3:26 And then we do our response. This is where it all gets sent off and pushed off or posted, I should say, to SendGrid itself.
3:36 So sg.client.mail.send.post. There's a lot of dots there. Request body equals mail.get. And again, I will repeat, this is just straight
3:50 from the SendGrid documentation. Now, for local purposes, we probably want to print some response codes, just to show that this has happened
4:02 and if this has worked or if it's failed we'll see it here. If you want to actually collect these codes you would probably pipe them out to a file
4:12 that would then be stored in some sort of database or persistent database. So response.body print response.headers.

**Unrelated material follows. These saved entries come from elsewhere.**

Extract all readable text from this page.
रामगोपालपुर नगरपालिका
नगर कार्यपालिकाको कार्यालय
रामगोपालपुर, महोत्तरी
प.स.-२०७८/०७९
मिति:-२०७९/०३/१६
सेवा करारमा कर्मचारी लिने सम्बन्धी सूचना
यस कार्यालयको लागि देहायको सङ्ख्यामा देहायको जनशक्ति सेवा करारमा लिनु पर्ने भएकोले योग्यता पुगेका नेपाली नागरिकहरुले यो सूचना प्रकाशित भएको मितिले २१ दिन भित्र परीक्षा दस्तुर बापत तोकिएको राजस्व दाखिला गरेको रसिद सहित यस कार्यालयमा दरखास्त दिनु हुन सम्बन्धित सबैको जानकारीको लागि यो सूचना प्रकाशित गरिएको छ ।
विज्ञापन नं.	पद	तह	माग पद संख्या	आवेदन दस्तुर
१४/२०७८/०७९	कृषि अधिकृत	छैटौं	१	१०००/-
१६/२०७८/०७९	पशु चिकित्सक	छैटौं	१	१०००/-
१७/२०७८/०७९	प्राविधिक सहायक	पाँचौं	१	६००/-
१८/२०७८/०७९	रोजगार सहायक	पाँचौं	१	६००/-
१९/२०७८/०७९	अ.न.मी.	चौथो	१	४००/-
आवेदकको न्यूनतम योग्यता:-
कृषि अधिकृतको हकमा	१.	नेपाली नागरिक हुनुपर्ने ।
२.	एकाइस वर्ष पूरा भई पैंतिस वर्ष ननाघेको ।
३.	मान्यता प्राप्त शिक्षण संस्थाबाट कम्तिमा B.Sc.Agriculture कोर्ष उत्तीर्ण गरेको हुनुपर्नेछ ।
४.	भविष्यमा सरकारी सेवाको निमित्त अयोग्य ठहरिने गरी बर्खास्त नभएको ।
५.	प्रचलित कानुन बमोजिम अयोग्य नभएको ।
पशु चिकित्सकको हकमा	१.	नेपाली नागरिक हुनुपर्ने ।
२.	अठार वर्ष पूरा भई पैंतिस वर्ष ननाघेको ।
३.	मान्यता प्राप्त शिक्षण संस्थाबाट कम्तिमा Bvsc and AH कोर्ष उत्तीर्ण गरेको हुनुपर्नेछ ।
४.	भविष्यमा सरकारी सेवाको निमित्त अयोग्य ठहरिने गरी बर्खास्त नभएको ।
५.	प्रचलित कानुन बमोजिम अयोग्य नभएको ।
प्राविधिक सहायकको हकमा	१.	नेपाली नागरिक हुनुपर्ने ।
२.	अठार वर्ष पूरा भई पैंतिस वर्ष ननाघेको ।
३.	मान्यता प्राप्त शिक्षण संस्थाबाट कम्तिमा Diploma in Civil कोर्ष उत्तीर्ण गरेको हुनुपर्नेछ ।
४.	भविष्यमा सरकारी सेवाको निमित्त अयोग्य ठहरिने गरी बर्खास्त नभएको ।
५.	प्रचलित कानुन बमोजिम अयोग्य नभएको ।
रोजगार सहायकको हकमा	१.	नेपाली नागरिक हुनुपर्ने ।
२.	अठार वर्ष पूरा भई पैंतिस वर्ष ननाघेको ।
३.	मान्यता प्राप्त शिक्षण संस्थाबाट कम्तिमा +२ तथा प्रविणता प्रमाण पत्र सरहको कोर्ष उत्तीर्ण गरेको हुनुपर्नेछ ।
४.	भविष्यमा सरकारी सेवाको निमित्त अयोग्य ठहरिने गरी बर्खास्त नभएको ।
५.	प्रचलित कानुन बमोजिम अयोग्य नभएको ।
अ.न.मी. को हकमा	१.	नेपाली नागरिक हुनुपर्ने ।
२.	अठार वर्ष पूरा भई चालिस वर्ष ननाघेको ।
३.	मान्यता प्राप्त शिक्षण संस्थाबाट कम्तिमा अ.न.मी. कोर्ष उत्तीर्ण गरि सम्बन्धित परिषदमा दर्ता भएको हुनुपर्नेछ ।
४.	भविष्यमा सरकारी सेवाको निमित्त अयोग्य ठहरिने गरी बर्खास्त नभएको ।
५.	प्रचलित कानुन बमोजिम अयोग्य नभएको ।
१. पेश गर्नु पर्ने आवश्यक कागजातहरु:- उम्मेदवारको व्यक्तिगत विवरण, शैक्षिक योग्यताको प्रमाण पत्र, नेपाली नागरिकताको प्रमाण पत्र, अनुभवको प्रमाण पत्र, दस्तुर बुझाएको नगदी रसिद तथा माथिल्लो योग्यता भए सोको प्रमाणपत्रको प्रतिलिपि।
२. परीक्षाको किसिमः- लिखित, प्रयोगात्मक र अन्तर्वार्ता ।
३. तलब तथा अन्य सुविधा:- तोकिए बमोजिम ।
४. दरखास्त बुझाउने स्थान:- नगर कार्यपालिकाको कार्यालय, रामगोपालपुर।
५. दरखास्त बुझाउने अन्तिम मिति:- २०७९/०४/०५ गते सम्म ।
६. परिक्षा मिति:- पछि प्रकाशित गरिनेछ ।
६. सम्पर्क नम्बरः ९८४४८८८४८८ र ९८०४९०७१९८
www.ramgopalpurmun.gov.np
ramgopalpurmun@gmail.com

4:24 This is all recommended from the docs. And that's our script. So we can run that locally. I'm going to save it and quit it here.
4:34 If I just save it for now and I will enter my api key when the video's not recording. And with the api key entered, let's just list this out
4:48 we'll launch the virtual environment, already launched and we have SendGrid installed, pip installed so now we can run Python sendgrid emailer.py.
5:03 And that will actually send the email. The way it works is this will actually send the post of this message through to the SendGrid service
5:11 and they will then push it out. So, once this is sent out, once we've got this response here, we can then go to our actual SendGrid page
5:22 and we can see whether this email has been sent. So let's check that now. And there's SendGrid there, we've launched that
5:30 it tells us hello sender, here's your recent email activity. We popped down and left here to activity and we can see the emails that were sent.
5:40 Once it loads, just look for the timestamp because you probably will see quite a few of these over time. You can see this one here, 5:25 am.
5:48 That's not actually the time here it's just the time zone I have set I haven't configured it. And delivered 5:26.
5:55 So within one minute of processing our script request or our post request, it then sent the email to the PyBite's blog Gmail account.
6:06 And we can bring that up now and have a look at that as well. And there it is! Winter is coming and the lame joke which I won't repeat
6:13 out loud, out of self-respect. And we can see it came from test@example.com and was delivered to PyBites blog plus 100 Days. And that is SendGrid;
6:23 it's actually really simple, isn't it?